The ‘Very Alternative Guides’ is a new series of books – actually until now there is just this one out – which address serious life issues in a light-hearted manner. The books mix informative text with large and colourful graphics, aiming to provide people living with specific injuries with material which can help and support them.
The first guide is about spinal cord injury (SCI). According to the promotion website, the book is “an informative look at the ups, downs and sideways of becoming spinal cord injured. From initial injury, to escaping hospital and beyond; this guide may help you or someone you know survive – and maybe smile – as life takes a frankly painful and hugely unexpected path.”
It further claims that the book “is a unique combination of health information, real life experiences and visual content. It breaks conventions by using humour to tackle issues that aren’t easy to discuss. Bright, eye-catching, funny and sarcastic… you won’t find a book on spinal cord injury like it anywhere.”
As a self-proclaimed contrast to “complicated, medical texts” and “dull as dishwater hospital booklets”, the book can make a nice addition when in search of simple answers to practical questions for people with SCI, their family and friends.
The website states that the book provides “first-hand experience” and “has been written using the hard born stories of those who have done it”. The author Dr Anthony Papathomas is lecturer at Loughborough University and member of the Peter Harrison Centre for Disability Sport, both at Leicestershire, UK. He works on the psychology of health and illness.

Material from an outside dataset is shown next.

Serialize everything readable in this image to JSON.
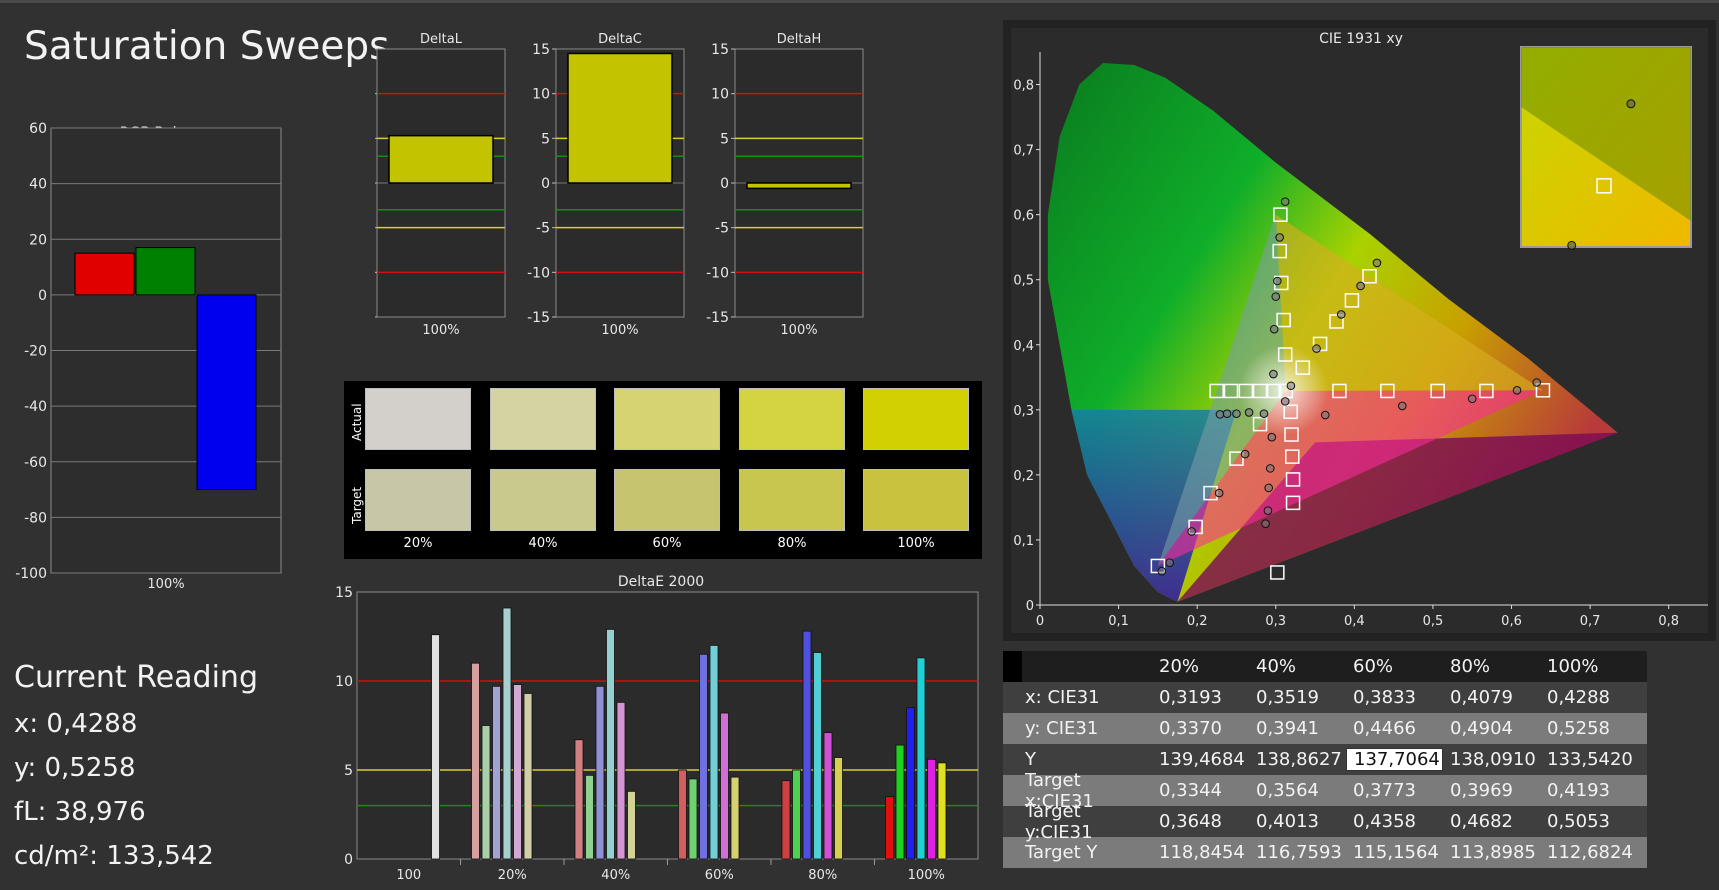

His research into SCI has been published and presented in various international journals and conferences.
A reviewer who is cited on the website says: “After a spinal cord injury or illness, we know that humour can help, information can help, and support can help. This book brilliantly combines all these elements. It has a role for relatives and staff also, touching on very difficult subjects with honesty and wit” (Helen Smith, Consultant Clinical Psychologist, London Spinal Cord Injury Centre).
If you are seeking a more conventional book, check out the ‘Mayo Clinic Guide to Living with a Spinal Cord Injury: Moving Ahead with Your Life’. The book description states that it gives advice about “everything from emotional adjustments, to skin care, to home and car modifications, to quality-of-life improvements”. The guide encourages readers to resume their favourite hobbies, participate in athletic activities and return to the workplace. It is described as an “indispensable guide” which offers a “complete picture of the road to recovery”.
The authors of the book are medical specialists working at the Mayo Clinic Spinal Cord Injury Program. This program provides services to people with SCI in an interdisciplinary setting. It aims to help each person reach their optimal functional ability, level of wellness, quality of life, and re-entry to the community.
What do you think about these books? Which one would you find more interesting to read?